E.2. A Deep-dive into IOMMU Groups
An IOMMU group is defined as the smallest set of devices that can be considered isolated from the IOMMU’s perspective. The first step to achieve isolation is granularity. If the IOMMU cannot differentiate devices into separate IOVA spaces, they are not isolated. For example, if multiple devices attempt to alias to the same IOVA space, the IOMMU is not able to distinguish between them. This is the reason why a typical x86 PC will group all conventional-PCI devices together, with all of them aliased to the same requester ID, the PCIe-to-PCI bridge. Legacy KVM device assignment allows a user to assign these conventional-PCI devices separately, but the configuration fails because the IOMMU cannot distinguish between the devices. As VFIO is governed by IOMMU groups, it prevents any configuration that violates this most basic requirement of IOMMU granularity.
The next step is to determine whether the transactions from the device actually reach the IOMMU. The PCIe specification allows for transactions to be re-routed within the interconnect fabric. A PCIe downstream port can re-route a transaction from one downstream device to another. The downstream ports of a PCIe switch may be interconnected to allow re-routing from one port to another. Even within a multifunction endpoint device, a transaction from one function may be delivered directly to another function. These transactions from one device to another are called peer-to-peer transactions and can destroy the isolation of devices operating in separate IOVA spaces. Imagine for instance, if the network interface card assigned to a guest virtual machine, attempts a DMA write operation to a virtual address within its own IOVA space. However in the physical space, that same address belongs to a peer disk controller owned by the host. As the IOVA to physical translation for the device is only performed at the IOMMU, any interconnect attempting to optimize the data path of that transaction could mistakenly redirect the DMA write operation to the disk controller before it gets to the IOMMU for translation.

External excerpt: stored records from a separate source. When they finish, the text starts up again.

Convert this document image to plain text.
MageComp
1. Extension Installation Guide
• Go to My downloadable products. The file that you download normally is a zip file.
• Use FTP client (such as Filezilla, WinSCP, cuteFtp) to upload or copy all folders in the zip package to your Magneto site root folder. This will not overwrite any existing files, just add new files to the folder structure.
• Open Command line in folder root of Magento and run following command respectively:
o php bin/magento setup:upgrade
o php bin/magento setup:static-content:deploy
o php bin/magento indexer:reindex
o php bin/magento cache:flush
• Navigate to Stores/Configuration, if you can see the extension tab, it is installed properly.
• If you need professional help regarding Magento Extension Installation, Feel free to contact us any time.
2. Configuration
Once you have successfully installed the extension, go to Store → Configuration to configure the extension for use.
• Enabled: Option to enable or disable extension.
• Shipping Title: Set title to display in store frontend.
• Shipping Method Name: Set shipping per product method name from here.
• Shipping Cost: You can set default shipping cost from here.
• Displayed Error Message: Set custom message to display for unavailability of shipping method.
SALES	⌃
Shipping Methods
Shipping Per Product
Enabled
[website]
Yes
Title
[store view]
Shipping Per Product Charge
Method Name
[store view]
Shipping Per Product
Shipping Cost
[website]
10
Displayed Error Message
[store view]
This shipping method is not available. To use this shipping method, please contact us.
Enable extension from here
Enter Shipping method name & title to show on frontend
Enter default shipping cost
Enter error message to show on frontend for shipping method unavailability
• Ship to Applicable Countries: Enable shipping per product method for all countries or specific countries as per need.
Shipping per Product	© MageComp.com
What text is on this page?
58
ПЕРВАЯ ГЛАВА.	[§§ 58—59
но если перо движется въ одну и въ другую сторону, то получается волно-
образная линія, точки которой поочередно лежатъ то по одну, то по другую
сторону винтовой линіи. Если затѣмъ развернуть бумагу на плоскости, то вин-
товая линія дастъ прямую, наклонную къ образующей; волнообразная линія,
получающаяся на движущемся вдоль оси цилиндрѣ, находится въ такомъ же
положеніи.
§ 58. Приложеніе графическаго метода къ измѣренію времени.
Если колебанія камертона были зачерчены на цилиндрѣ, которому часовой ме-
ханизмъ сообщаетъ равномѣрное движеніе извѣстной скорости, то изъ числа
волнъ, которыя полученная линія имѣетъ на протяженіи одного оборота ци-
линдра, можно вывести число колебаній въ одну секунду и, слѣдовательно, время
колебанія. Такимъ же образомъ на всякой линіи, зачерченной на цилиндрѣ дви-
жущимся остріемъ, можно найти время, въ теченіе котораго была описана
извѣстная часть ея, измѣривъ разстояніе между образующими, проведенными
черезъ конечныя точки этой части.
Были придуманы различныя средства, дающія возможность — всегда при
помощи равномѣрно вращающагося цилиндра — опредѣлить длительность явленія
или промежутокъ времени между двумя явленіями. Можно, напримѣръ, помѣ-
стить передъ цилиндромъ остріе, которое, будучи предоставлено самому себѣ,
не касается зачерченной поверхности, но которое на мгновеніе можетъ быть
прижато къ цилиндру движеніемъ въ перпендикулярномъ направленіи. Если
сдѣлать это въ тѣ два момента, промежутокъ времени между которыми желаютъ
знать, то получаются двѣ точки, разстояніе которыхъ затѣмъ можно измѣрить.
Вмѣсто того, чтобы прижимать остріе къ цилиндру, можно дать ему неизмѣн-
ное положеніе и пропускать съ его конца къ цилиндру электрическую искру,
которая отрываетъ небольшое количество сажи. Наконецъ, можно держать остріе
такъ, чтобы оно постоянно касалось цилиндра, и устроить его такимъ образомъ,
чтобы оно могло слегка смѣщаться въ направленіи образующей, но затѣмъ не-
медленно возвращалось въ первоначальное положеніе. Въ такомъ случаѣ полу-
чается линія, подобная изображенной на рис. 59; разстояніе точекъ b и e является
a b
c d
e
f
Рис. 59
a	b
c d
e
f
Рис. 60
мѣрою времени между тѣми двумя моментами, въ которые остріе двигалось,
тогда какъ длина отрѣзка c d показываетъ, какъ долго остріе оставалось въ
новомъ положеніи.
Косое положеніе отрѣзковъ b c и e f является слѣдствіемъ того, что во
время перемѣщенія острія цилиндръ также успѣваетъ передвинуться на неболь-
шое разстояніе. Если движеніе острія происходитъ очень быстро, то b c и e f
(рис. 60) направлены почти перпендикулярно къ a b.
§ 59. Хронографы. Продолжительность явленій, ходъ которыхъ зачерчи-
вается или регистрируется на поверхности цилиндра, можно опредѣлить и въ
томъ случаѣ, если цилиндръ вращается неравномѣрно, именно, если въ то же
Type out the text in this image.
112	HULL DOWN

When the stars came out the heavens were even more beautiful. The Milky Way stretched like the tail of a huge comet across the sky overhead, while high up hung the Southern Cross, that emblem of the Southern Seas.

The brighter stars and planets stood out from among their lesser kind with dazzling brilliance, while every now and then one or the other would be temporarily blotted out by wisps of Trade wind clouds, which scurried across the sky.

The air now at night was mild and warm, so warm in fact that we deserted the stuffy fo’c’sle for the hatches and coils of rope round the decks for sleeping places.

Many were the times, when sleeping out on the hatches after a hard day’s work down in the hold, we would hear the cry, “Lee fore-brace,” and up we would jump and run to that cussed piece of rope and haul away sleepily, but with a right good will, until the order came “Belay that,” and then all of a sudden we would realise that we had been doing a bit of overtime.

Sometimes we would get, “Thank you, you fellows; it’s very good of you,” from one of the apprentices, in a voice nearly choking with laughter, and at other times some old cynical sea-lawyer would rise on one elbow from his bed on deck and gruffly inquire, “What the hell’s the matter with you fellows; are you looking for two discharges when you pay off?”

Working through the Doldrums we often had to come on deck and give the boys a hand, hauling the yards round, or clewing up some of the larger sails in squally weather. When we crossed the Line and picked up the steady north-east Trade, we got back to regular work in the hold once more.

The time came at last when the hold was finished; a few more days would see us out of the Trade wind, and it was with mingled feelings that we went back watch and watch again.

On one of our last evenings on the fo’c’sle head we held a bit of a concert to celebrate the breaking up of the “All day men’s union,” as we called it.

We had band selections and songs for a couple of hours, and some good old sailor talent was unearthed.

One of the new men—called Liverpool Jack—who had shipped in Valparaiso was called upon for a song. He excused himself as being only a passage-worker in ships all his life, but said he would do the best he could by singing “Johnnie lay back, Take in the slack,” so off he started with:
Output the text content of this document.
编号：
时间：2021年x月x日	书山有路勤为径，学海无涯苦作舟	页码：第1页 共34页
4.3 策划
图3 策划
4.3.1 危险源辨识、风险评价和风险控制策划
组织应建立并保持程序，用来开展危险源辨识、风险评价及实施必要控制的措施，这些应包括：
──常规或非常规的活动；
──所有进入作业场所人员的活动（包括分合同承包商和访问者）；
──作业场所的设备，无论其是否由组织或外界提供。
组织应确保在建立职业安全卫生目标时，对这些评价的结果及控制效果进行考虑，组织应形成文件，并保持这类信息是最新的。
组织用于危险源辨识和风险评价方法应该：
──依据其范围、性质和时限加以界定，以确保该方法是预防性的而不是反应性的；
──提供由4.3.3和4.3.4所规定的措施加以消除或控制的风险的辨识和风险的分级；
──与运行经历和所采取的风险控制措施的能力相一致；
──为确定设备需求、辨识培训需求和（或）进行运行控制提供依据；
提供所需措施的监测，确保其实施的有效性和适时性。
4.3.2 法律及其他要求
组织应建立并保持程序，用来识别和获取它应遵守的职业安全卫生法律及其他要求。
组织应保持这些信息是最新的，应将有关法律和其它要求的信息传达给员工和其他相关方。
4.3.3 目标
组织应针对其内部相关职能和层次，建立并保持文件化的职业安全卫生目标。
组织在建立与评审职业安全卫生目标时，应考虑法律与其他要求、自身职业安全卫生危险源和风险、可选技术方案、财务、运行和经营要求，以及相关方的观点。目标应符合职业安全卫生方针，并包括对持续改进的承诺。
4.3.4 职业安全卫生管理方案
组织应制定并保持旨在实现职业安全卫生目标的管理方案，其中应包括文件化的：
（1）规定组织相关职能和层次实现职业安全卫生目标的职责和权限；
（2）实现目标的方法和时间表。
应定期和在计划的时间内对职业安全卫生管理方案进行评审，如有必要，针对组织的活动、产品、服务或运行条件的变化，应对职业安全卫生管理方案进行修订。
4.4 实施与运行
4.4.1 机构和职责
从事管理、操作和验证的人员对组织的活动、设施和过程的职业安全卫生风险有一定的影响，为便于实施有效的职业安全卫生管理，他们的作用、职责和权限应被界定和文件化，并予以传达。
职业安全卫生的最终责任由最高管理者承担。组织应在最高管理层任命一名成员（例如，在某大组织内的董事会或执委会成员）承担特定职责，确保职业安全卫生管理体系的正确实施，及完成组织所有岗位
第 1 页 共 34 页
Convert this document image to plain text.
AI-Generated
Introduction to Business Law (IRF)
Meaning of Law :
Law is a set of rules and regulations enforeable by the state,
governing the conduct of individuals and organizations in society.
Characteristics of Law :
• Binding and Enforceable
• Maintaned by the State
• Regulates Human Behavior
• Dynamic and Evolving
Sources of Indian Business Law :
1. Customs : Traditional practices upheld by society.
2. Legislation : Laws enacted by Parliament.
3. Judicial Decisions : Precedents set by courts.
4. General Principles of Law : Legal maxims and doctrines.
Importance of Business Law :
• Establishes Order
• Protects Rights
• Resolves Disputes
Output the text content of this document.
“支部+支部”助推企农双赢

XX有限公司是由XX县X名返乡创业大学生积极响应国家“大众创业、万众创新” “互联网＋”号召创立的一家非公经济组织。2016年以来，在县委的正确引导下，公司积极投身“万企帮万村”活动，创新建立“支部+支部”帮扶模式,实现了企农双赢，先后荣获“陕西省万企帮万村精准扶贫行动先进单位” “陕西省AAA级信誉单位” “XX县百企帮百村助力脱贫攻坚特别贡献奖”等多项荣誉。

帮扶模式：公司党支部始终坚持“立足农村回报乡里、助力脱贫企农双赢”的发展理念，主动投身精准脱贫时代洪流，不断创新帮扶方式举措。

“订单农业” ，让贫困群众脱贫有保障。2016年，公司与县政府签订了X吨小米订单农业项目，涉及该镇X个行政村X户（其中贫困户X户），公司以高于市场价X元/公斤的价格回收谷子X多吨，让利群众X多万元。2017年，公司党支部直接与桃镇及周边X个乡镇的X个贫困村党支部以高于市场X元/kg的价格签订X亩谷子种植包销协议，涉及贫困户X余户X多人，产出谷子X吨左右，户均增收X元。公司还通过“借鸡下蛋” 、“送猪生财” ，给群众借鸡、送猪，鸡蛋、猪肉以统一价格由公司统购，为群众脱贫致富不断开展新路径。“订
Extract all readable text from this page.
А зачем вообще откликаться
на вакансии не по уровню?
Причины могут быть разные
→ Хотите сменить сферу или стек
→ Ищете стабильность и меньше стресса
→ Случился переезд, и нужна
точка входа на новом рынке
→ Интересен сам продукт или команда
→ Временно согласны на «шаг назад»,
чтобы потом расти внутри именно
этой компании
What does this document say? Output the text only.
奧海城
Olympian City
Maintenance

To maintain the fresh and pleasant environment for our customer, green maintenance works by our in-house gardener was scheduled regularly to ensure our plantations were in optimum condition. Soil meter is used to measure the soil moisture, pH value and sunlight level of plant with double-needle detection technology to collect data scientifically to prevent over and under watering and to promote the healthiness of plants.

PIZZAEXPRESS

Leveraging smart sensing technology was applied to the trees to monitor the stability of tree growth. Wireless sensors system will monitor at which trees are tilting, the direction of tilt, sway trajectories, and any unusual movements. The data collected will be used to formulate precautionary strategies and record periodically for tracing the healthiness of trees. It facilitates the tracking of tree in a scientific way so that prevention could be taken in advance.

To solve this problem, the PCI Express specification includes support for PCIe Access Control Services (ACS), which provides visibility and control of these redirects. This is an essential component for isolating devices from one another, which is often missing in interconnects and multifunction endpoints. Without ACS support at every level from the device to the IOMMU, it must be assumed that redirection is possible. This will, therefore, break the isolation of all devices below the point lacking ACS support in the PCI topology. IOMMU groups in a PCI environment take this isolation into account, grouping together devices which are capable of untranslated peer-to-peer DMA.
In summary, the IOMMU group represents the smallest set of devices for which the IOMMU has visibility and which is isolated from other groups. VFIO uses this information to enforce safe ownership of devices for user space. With the exception of bridges, root ports, and switches (all examples of interconnect fabric), all devices within an IOMMU group must be bound to a VFIO device driver or known safe stub driver. For PCI, these drivers are vfio-pci and pci-stub. pci-stub is allowed simply because it is known that the host does not interact with devices via this driver[2]. If an error occurs indicating the group is not viable when using VFIO, it means that all of the devices in the group need to be bound to an appropriate host driver. Using
virsh nodedev-dumpxml
to explore the composition of an IOMMU group and virsh nodedev-detach
to bind devices to VFIO compatible drivers, will help resolve such problems.
[2]
The exception is legacy KVM device assignment, which often interacts with the device while bound to the pci-stub driver. Red Hat Enterprise Linux 7 does not include legacy KVM device assignment, avoiding this interaction and potential conflict. Therefore, mixing the use of VFIO and legacy KVM device assignment within the same IOMMU group is not recommended.